9. The information processing system of claim 1,

wherein the processor and the GPU are part of the same node.

10. The information processing system of claim 9,

wherein the information processing system comprises a compute node of a high-performance computing (HPC) system.

11. The information processing system of claim 1,

wherein the processor and the GPU are part of distinct nodes.

12. The information processing system of claim 11,

wherein the information processing system comprises a high-performance compute (HPC) system, the processor is part of a system controller node of the HPC system, and the GPU is part of a compute node of the HPC system.

13. The information processing system of claim 1,

wherein identifying the phase of execution comprises monitoring utilization of the GPU and determining a new phase has begun in response to detecting the utilization has changed more than a threshold amount relative to a previous value of the utilization.

14. A region-aware power/energy regulation method, comprising:

periodically identifying a phase of execution of an application which is currently being executed by a GPU;

measuring a utilization of the GPU during execution of the identified phase;

determining a frequency sensitivity parameter of the identified phase based on the measured utilization;

determining a selected frequency for the identified phase based on the frequency sensitivity parameter thereof; and

instructing the GPU to set a frequency of the GPU to the selected frequency during execution of the identified phase.

15. The method of claim 14,

wherein measuring the utilization of the GPU comprises setting the frequency of the GPU to a high frequency and measuring the utilization of the GPU to determine a high-frequency utilization and setting the frequency of the GPU to a low frequency and measuring the utilization of the GPU to determine a low-frequency utilization, and

wherein the frequency sensitivity parameter is determined based on the high-frequency utilization and the low-frequency utilization.

16. The method of claim 15, further comprising:

wherein determining the frequency sensitivity parameter of the identified phase comprises evaluating an equation which relates the high frequency, the low frequency, the high-frequency utilization and the low-frequency utilization as input variables to the frequency sensitivity parameter as an output variable.
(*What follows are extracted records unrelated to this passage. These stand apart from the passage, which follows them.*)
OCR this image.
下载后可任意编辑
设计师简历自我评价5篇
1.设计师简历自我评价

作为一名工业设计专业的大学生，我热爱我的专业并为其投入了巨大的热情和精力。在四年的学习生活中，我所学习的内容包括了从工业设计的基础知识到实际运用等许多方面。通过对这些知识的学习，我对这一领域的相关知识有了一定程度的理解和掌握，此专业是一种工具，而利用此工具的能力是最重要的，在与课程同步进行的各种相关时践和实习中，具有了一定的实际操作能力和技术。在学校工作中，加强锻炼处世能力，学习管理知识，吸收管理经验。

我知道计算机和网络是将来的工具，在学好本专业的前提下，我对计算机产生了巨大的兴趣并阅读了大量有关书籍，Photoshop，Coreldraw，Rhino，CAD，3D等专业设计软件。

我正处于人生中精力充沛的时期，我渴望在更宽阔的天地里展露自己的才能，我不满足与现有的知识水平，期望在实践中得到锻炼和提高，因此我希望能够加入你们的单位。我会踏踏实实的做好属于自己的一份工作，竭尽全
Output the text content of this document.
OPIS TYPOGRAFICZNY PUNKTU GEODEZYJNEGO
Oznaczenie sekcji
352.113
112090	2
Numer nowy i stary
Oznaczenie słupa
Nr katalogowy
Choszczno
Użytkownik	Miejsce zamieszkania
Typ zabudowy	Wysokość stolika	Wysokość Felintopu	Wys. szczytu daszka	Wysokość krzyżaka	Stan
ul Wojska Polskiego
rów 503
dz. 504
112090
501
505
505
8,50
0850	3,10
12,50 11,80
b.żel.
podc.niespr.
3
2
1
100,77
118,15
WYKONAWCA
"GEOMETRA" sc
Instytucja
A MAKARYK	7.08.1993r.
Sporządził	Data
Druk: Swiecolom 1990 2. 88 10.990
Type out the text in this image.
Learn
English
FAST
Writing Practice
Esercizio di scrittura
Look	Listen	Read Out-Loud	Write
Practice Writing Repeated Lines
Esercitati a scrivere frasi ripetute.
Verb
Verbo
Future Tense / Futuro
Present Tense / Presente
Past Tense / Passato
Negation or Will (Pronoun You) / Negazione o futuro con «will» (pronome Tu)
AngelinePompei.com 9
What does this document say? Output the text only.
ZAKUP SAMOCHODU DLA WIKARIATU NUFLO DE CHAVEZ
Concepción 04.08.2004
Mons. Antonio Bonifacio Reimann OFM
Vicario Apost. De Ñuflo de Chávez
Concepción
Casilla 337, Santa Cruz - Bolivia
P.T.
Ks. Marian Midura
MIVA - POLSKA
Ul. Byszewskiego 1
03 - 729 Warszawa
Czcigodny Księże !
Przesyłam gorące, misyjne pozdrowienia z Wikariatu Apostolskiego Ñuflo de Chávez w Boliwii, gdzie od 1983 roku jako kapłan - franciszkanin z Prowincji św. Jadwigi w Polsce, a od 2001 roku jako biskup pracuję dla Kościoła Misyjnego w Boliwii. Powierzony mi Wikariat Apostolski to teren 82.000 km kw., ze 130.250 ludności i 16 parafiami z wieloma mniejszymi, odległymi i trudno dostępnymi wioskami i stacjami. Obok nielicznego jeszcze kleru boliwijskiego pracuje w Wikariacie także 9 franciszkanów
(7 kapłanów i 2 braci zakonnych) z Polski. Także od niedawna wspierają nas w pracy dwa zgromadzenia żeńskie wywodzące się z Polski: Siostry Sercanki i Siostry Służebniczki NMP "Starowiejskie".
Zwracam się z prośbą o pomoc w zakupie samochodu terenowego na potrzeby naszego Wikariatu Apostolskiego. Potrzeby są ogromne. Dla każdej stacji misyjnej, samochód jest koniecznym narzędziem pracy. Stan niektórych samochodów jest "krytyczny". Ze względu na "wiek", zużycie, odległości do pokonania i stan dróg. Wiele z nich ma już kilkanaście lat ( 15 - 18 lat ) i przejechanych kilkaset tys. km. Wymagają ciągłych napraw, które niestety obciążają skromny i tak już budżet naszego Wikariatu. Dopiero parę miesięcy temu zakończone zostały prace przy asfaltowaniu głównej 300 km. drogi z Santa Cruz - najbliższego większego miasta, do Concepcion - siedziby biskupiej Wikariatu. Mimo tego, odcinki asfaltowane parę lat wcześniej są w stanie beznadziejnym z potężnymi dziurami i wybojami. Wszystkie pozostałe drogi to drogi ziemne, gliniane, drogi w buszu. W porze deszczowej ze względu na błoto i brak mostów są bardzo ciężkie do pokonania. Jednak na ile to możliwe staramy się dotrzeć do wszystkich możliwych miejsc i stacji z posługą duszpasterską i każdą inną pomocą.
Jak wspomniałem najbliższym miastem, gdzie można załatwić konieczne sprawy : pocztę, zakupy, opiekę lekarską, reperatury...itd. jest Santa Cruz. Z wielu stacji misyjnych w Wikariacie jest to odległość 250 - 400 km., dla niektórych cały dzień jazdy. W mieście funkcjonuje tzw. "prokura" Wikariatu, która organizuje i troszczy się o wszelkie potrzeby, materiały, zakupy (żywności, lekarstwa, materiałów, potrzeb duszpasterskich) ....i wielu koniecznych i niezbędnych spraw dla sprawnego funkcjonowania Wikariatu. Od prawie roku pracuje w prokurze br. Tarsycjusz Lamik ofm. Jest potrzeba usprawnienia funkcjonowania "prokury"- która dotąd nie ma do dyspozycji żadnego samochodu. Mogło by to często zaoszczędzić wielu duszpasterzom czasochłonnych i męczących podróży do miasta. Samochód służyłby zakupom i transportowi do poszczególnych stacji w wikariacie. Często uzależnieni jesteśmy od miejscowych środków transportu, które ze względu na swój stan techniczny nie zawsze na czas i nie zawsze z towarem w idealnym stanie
17. The method of claim 14,

wherein determining the selected GPU frequency for the identified phase comprises evaluating an equation which relates the frequency sensitivity parameter and a performance degradation parameter as independent variables to the selected GPU frequency as a dependent variable, and

wherein the performance degradation parameter is indicative of an acceptable level of performance degradation relative to a default performance.

18. The method of claim 14,

wherein the utilization of the GPU comprises memory utilization of the GPU.

19. The method of claim 14,

wherein identifying the phase of execution comprises monitoring utilization of the GPU and determining a new phase has begun in response to detecting the utilization has changed more than a threshold amount relative to a previous value of the utilization.

20. A non-transitory storage medium comprising instructions executable by a processor to instantiate a region-aware power/energy regulator configured to,

periodically identify a phase of execution of an application which is currently being executed by a GPU;

measure utilization of the GPU during execution of the identified phase;

determine a frequency sensitivity parameter of the identified phase based on the measured utilization;

determine a selected frequency for the identified phase based on the frequency sensitivity parameter thereof; and

instruct the GPU to set a frequency of the GPU to the selected frequency during execution of the identified phase.